Kiriko tries desperately to communicate with her father about Daigo’s nightmares. Her father reacts in anger and tells her to stop her delusions. After this, Kiriko begins to remember events that she had repressed. A few years ago her father brought home a new wife, Kyoko, who was pregnant. Kiriko was unable to accept her new stepmother and became increasingly angry and agitated. One day her father took her to an amusement park. While riding on the carousel, she is surprised by Kyoko, dressed up as a giant rabbit. Kyoko gives her step-daughter a stuffed rabbit as a gift. Kiriko pushes Kyoko away, causing her to fall and go into premature labor. At a nearby hospital, Kyoko dies along with her infant son. Kiriko, in her guilt and grief, has imagined that the baby had lived. Daigo has been a creation of her delusional mind. It was Kiriko having the dreams, Kiriko who killed the rabbit at her school. She has been living in fear of Kyoko coming back for revenge.
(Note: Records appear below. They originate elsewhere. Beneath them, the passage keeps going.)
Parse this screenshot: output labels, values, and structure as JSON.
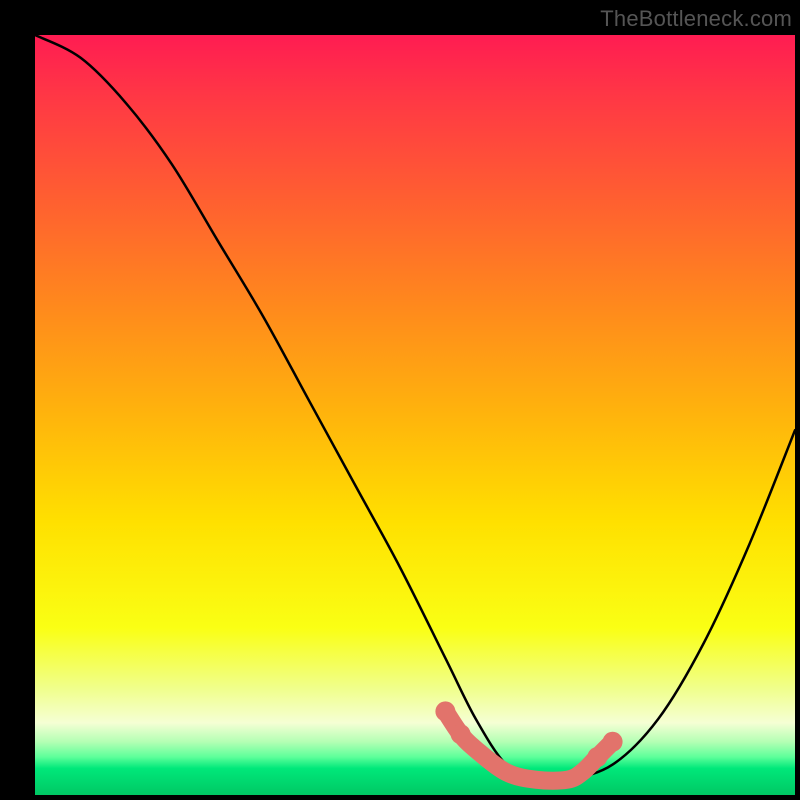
{
  "credit": "TheBottleneck.com",
  "chart_data": {
    "type": "line",
    "title": "",
    "xlabel": "",
    "ylabel": "",
    "xlim": [
      0,
      100
    ],
    "ylim": [
      0,
      100
    ],
    "grid": false,
    "legend": false,
    "series": [
      {
        "name": "bottleneck-curve",
        "x": [
          0,
          6,
          12,
          18,
          24,
          30,
          36,
          42,
          48,
          54,
          58,
          62,
          66,
          70,
          76,
          82,
          88,
          94,
          100
        ],
        "values": [
          100,
          97,
          91,
          83,
          73,
          63,
          52,
          41,
          30,
          18,
          10,
          4,
          2,
          2,
          4,
          10,
          20,
          33,
          48
        ]
      },
      {
        "name": "highlight-flat-region",
        "x": [
          54,
          56,
          58,
          62,
          66,
          70,
          72,
          74,
          76
        ],
        "values": [
          11,
          8,
          6,
          3,
          2,
          2,
          3,
          5,
          7
        ]
      }
    ],
    "gradient_stops": [
      {
        "pos": 0.0,
        "color": "#ff1c52"
      },
      {
        "pos": 0.08,
        "color": "#ff3745"
      },
      {
        "pos": 0.22,
        "color": "#ff6030"
      },
      {
        "pos": 0.36,
        "color": "#ff8a1c"
      },
      {
        "pos": 0.5,
        "color": "#ffb40c"
      },
      {
        "pos": 0.64,
        "color": "#ffe000"
      },
      {
        "pos": 0.78,
        "color": "#faff14"
      },
      {
        "pos": 0.86,
        "color": "#f0ff8c"
      },
      {
        "pos": 0.905,
        "color": "#f5ffd4"
      },
      {
        "pos": 0.93,
        "color": "#b4ffb4"
      },
      {
        "pos": 0.95,
        "color": "#5dff9a"
      },
      {
        "pos": 0.965,
        "color": "#00e87a"
      },
      {
        "pos": 1.0,
        "color": "#00c864"
      }
    ],
    "curve_color": "#000000",
    "highlight_color": "#e2736b"
  }
}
In spite of regaining her memory, Kiriko continues to see Daigo. One day he leads her to the abandoned hospital where Kyoko and her baby died. Daigo stabs Kiriko and pushes her down a stairwell to her death. At the film’s end, Kohei is seen walking hand in hand with his little son, Daigo.
This film is graced with an outstanding performance by actress Hikari Mitsushima, and the other actors are equally convincing, making the surreal, somewhat convoluted plot, believable. There is such an overriding feeling of sadness and dread throughout the film, achieved mainly by the incredible cinematography and set design. Our first look at the amusement park in Daigo’s dream features a brief shot of dazzling beauty. But the beauty is swiftly replaced with a darkness that permeates everything else in the film. Shimizu uses scenes from his own film THE SHOCK LABYRINTH as the movie-within-the-movie. The appearance of the giant rabbit of course brings to mind Frank, the mysterious rabbit from DONNIE DARKO. But the difference between the two cinematic hares is quickly established.
Violence is minimal, but the death of Kiriko is, in my mind, worthy of the term “extreme”. Most horror fans would probably disagree.
TORMENTED is worth seeing. It’s imagery, and Miss Mitsushima’s very intense performance, will haunt you. And you will never look at the Easter Bunny in quite the same way.